Security data is often siloed: generated, analyzed, and consumed all within the confines of a discrete piece of the organization. For example, the development team may analyze the results of their application security testing, software composition analysis, and unit testing; however this data rarely makes it outside the walls of the development team - when it does, it takes the form of slide decks and other upwards reporting to management. Centralizing this data to be correlated across the entire security data estate instead unlocks new value and insights.
Enabling Distribution
Using traditional BI infrastructure also allows organizations to reduce friction in distributing analytics across the organization by leveraging the same tools stakeholders are already used to using to consume data.
With decentralized security analytics, data is analyzed and visualized within the individual security tools. For example, your phishing simulation tool may have the ability to report on the results of recent tests and generate some charts. Your vulnerability scanner is likely able to generate a report or Excel output that can be filtered. But what happens when an adjacent team needs to view these reports?
You create an inefficient web of access, where teams access security analytics in a variety of places, using a variety of tools.
In scenarios that granting direct access is not viable, such as executive reporting, we see employees cobbling together slide decks with manually input metrics and graphs.
Centralized security analytics, on the other hand, leverages the same infrastructure as the rest of the business, cleaning up the mess of information distribution.
Whether the business is using Microsoft Fabric, open source, or even homegrown analytics pipelines, security can be incorporated into the existing data culture and take advantage of any existing maturity in managing the lifecycle of BI resources.
It changes the game when security professionals take advantage of the headways already made by the BI community and contribute intelligence to the organization.
Conclusion
In conclusion, the landscape of data analytics in information security is undergoing a significant transformation. As we have explored, the limitations of traditional SIEM tools in terms of cost-to-value ratio and platform use case are prompting organizations to seek alternative solutions for their security analytics needs. The future lies in unhooking analytics from detection and embracing the principles of Business Intelligence (BI) to centralize, analyze, and distribute security data more effectively and economically.
By adopting lower-cost data lakes and leveraging technologies that can process both structured and unstructured data, security teams can tap into a wealth of previously underutilized data sources. This shift not only promises a better return on investment but also enables a more comprehensive understanding of the security landscape. Furthermore, breaking down data siloes and democratizing security analytics across the organization will foster better collaboration, enhance decision-making, and ultimately strengthen the organization's security posture.
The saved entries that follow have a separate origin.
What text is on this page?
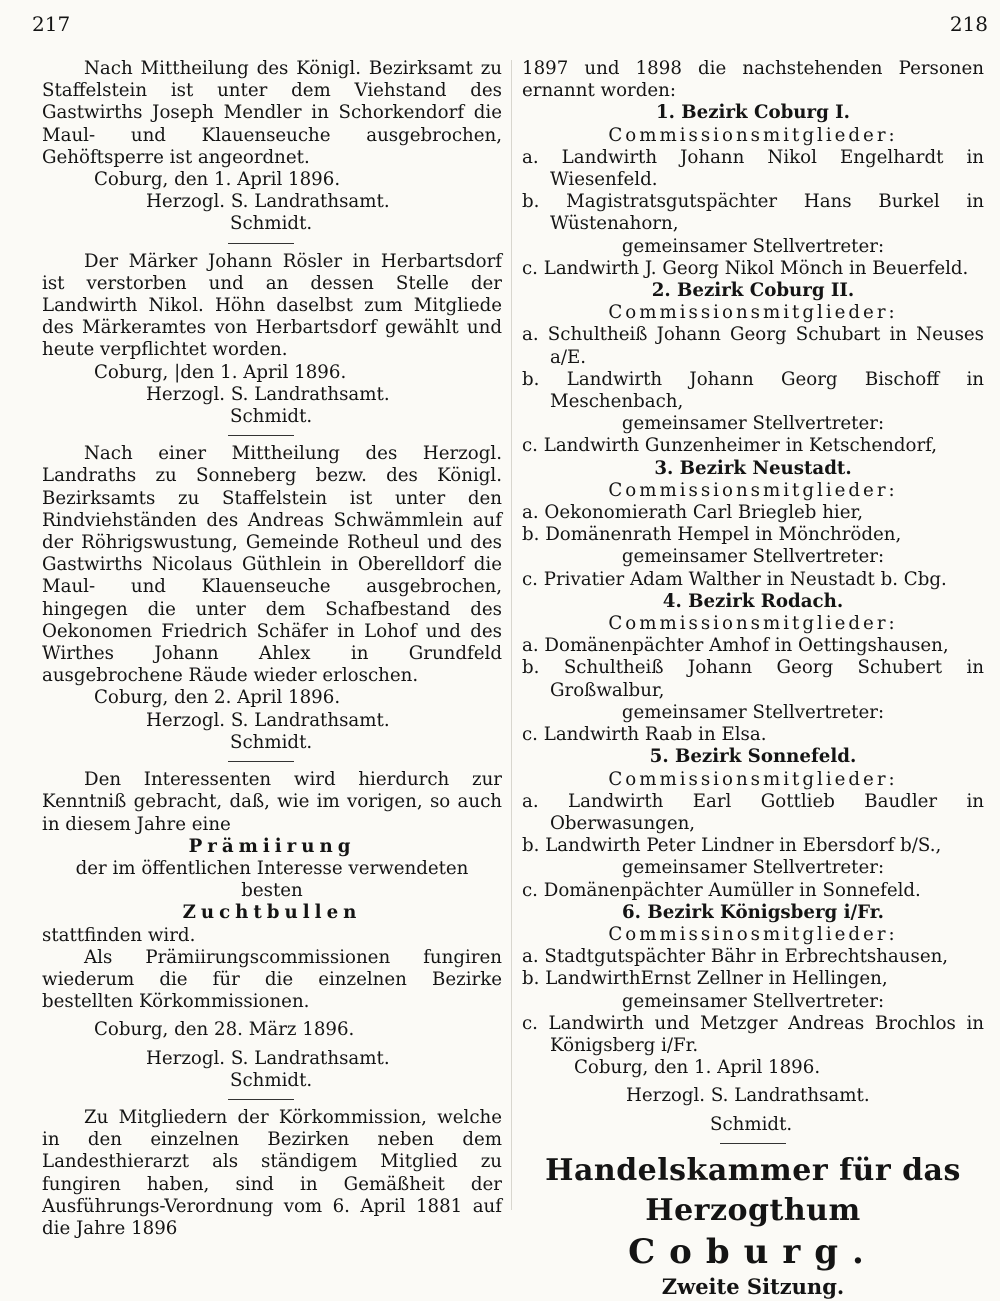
217	218

Nach Mittheilung des Königl. Bezirksamt zu Staffelstein ist unter dem Viehstand des Gastwirths Joseph Mendler in Schorkendorf die Maul- und Klauenseuche ausgebrochen, Gehöftsperre ist angeordnet.

Coburg, den 1. April 1896.

Herzogl. S. Landrathsamt.

Schmidt.

Der Märker Johann Rösler in Herbartsdorf ist verstorben und an dessen Stelle der Landwirth Nikol. Höhn daselbst zum Mitgliede des Märkeramtes von Herbartsdorf gewählt und heute verpflichtet worden.

Coburg, |den 1. April 1896.

Herzogl. S. Landrathsamt.

Schmidt.

Nach einer Mittheilung des Herzogl. Landraths zu Sonneberg bezw. des Königl. Bezirksamts zu Staffelstein ist unter den Rindviehständen des Andreas Schwämmlein auf der Röhrigswustung, Gemeinde Rotheul und des Gastwirths Nicolaus Güthlein in Oberelldorf die Maul- und Klauenseuche ausgebrochen, hingegen die unter dem Schafbestand des Oekonomen Friedrich Schäfer in Lohof und des Wirthes Johann Ahlex in Grundfeld ausgebrochene Räude wieder erloschen.

Coburg, den 2. April 1896.

Herzogl. S. Landrathsamt.

Schmidt.

Den Interessenten wird hierdurch zur Kenntniß gebracht, daß, wie im vorigen, so auch in diesem Jahre eine

Prämiirung

der im öffentlichen Interesse verwendeten besten

Zuchtbullen

stattfinden wird.

Als Prämiirungscommissionen fungiren wiederum die für die einzelnen Bezirke bestellten Körkommissionen.

Coburg, den 28. März 1896.

Herzogl. S. Landrathsamt.

Schmidt.

Zu Mitgliedern der Körkommission, welche in den einzelnen Bezirken neben dem Landesthierarzt als ständigem Mitglied zu fungiren haben, sind in Gemäßheit der Ausführungs-Verordnung vom 6. April 1881 auf die Jahre 1896

1897 und 1898 die nachstehenden Personen ernannt worden:

1. Bezirk Coburg I.

Commissionsmitglieder:

a. Landwirth Johann Nikol Engelhardt in Wiesenfeld.

b. Magistratsgutspächter Hans Burkel in Wüstenahorn,

gemeinsamer Stellvertreter:

c. Landwirth J. Georg Nikol Mönch in Beuerfeld.

2. Bezirk Coburg II.

Commissionsmitglieder:

a. Schultheiß Johann Georg Schubart in Neuses a/E.

b. Landwirth Johann Georg Bischoff in Meschenbach,

gemeinsamer Stellvertreter:

c. Landwirth Gunzenheimer in Ketschendorf,

3. Bezirk Neustadt.

Commissionsmitglieder:

a. Oekonomierath Carl Briegleb hier,

b. Domänenrath Hempel in Mönchröden,

gemeinsamer Stellvertreter:

c. Privatier Adam Walther in Neustadt b. Cbg.

4. Bezirk Rodach.

Commissionsmitglieder:

a. Domänenpächter Amhof in Oettingshausen,

b. Schultheiß Johann Georg Schubert in Großwalbur,

gemeinsamer Stellvertreter:

c. Landwirth Raab in Elsa.

5. Bezirk Sonnefeld.

Commissionsmitglieder:

a. Landwirth Earl Gottlieb Baudler in Oberwasungen,

b. Landwirth Peter Lindner in Ebersdorf b/S.,

gemeinsamer Stellvertreter:

c. Domänenpächter Aumüller in Sonnefeld.

6. Bezirk Königsberg i/Fr.

Commissinosmitglieder:

a. Stadtgutspächter Bähr in Erbrechtshausen,

b. LandwirthErnst Zellner in Hellingen,

gemeinsamer Stellvertreter:

c. Landwirth und Metzger Andreas Brochlos in Königsberg i/Fr.

Coburg, den 1. April 1896.

Herzogl. S. Landrathsamt.

Schmidt.

Handelskammer für das Herzogthum
Coburg.
Zweite Sitzung.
As we move forward, it is clear that the integration of security analytics into the broader BI infrastructure will be a game-changer. It will allow security professionals to benefit from the advancements in BI, contribute valuable insights to the organization, and ensure that security data is not just collected, but harnessed to its full potential. The new world of data analytics in information security is not just about collecting more data—it's about making smarter, more strategic use of the data we have to protect our digital assets and infrastructure in an ever-evolving threat landscape.